Rarely does a nonfiction work come along that is as original and refreshing as Sitting Up with the Dead. Here, take a ride with Pamela Petro as she embarks on a series of road trips through the states of the Old South to collect its stories and meet its tellers of traditional tales. Some of them are local celebrities, others national treasures. Among them are Ray Hicks, a National Heritage Fellow; Kathryn Windham, the “ghost lady”; Nancy Basket, a kudzu paper-maker; Colonel Rod, self-proclaimed “Florida cracker”; and Grammy Award-winner David Holt. You encounter plat-eyes and boo-hags, Jack the trickster and Brer Rabbit, mule eggs, singing turtles, talking corpses, and flying Africans from the sea islands of South Carolina.

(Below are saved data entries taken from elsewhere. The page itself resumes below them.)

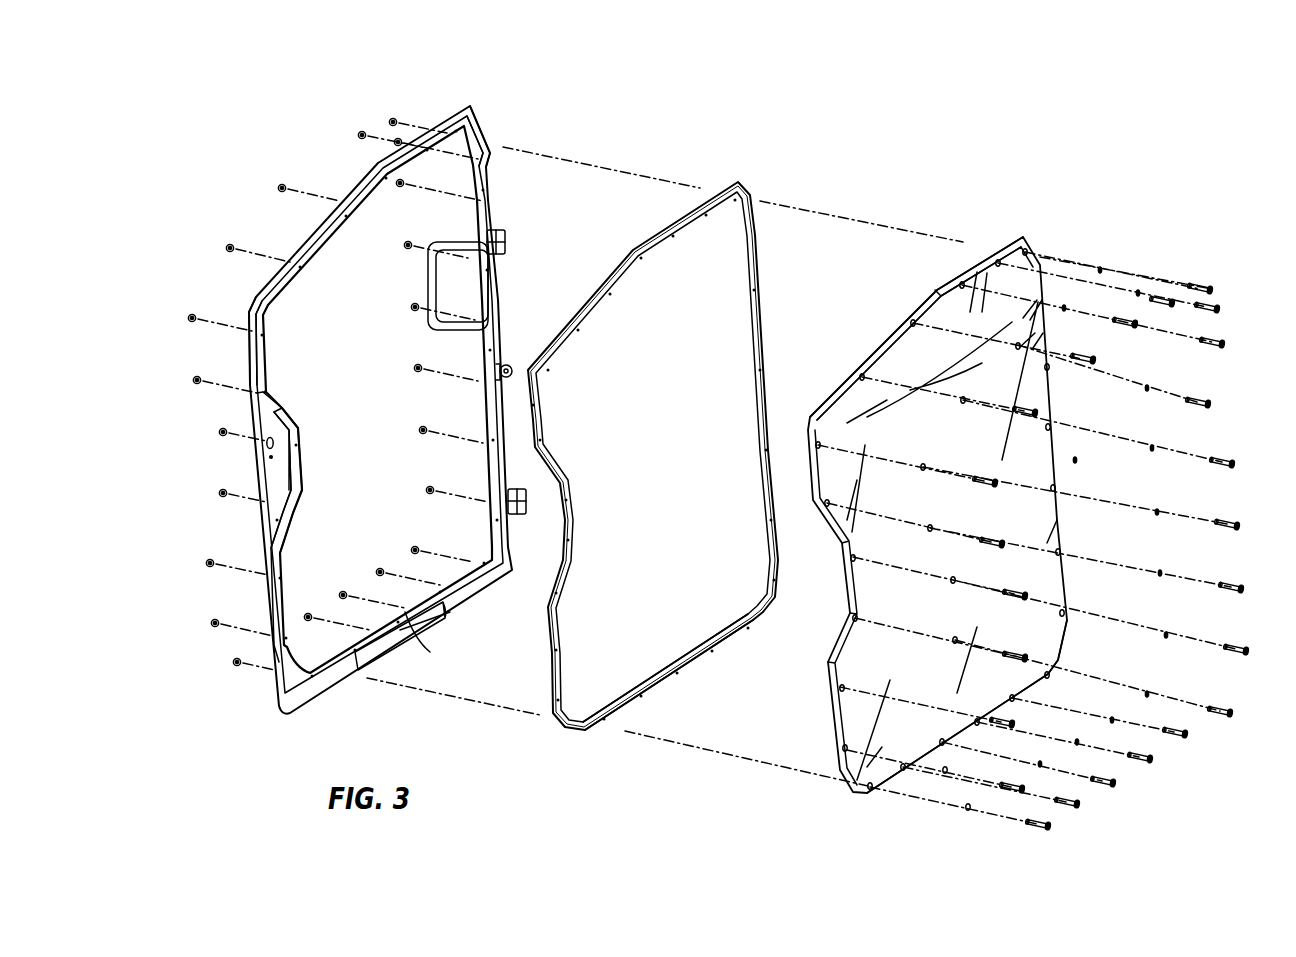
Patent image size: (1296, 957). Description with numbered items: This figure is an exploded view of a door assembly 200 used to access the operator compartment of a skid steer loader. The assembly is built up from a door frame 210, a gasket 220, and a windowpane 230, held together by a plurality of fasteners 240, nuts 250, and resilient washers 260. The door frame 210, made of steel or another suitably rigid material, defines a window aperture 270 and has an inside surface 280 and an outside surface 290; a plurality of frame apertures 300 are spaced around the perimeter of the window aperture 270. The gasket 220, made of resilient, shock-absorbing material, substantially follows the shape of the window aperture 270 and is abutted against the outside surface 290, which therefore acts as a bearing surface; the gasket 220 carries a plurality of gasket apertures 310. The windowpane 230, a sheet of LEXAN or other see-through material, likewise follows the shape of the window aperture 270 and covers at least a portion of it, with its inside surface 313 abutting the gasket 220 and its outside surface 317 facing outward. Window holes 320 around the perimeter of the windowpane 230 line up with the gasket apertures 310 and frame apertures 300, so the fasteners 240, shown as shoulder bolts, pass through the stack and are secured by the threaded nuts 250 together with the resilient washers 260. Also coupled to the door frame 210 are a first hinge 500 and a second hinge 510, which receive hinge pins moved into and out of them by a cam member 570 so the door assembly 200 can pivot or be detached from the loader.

The door assembly 200 is at (760, 116).
The door frame 210 is at (274, 715).
The gasket 220 is at (566, 746).
The windowpane 230 is at (836, 797).
The fasteners 240 is at (1210, 300).
The nuts 250 is at (326, 149).
The resilient washers 260 is at (1130, 274).
The window aperture 270 is at (282, 364).
The inside surface 280 is at (251, 312).
The outside surface 290 is at (481, 138).
The frame apertures 300 is at (400, 630).
The gasket apertures 310 is at (667, 684).
The inside surface 313 is at (846, 360).
The outside surface 317 is at (990, 449).
The window holes 320 is at (966, 745).
The first hinge 500 is at (508, 241).
The second hinge 510 is at (527, 510).
The cam member 570 is at (509, 366).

Stories provide the connective tissue of the South, linking the past with the present. They join communities as widespread as the coastal plains of the Carolinas and Georgia, the swamps of the Gulf Coast, and the mountains and valleys of Appalachia. As distinctly American as jazz, they blend cultures and oral traditions as diverse as those of southern England, Ireland, West Africa, and native America. They contain bits of lived history, both from before the Civil War and after. In Sitting Up with the Dead, Pamela Petro offers a paradoxical wake for the undying body of the Old South, to hear its truths and contemplate its robust afterlife in the tallest, “lyingest,” most fruitful, and most haunting of its tales.
PUBLISHERS WEEKLY
Petro, a travel writer based in Northhampton, Mass., embarked on four meandering trips through the South to explore the "place-bond" that particular, mysterious nexus of identity, geography and history that she imagines defines Southern culture. Doggedly pursuing a diverse group of both black and white professional storytellers, she wanders from Appalachia, Louisiana bayous and Selma, Ala., back to the Atlantic seaboard. Folktales and their tellers serve as her maps and guides; her travelogue is peppered with transcribed stories she hears on the way. The resulting chronicle is an impressive piece of cultural conservation, reportage and memoir that subtly mourns the passing of a rural way of life. Petro revels in the folksy and whimsical stories of mule eggs, plat-eyes, kudzu, rattlesnakes and singing turtles revealing as much about her sensibility as about the eccentricities of her subjects. Not all of the stories retain their power in written form, however, and Petro sometimes offers obvious lessons and characterizations: that elderly people are wise, for instance. On the other hand, she generally resists an academic penchant for overanalyzing, trusting readers to interpret the racial, ethnic, environmental and socioeconomic conditions that shape the stories. The strength of the book lies in the fine balance between the individual voices of her storytellers and her own observations and commentary. In searching out these speakers, Petro discovers her own narrative voice.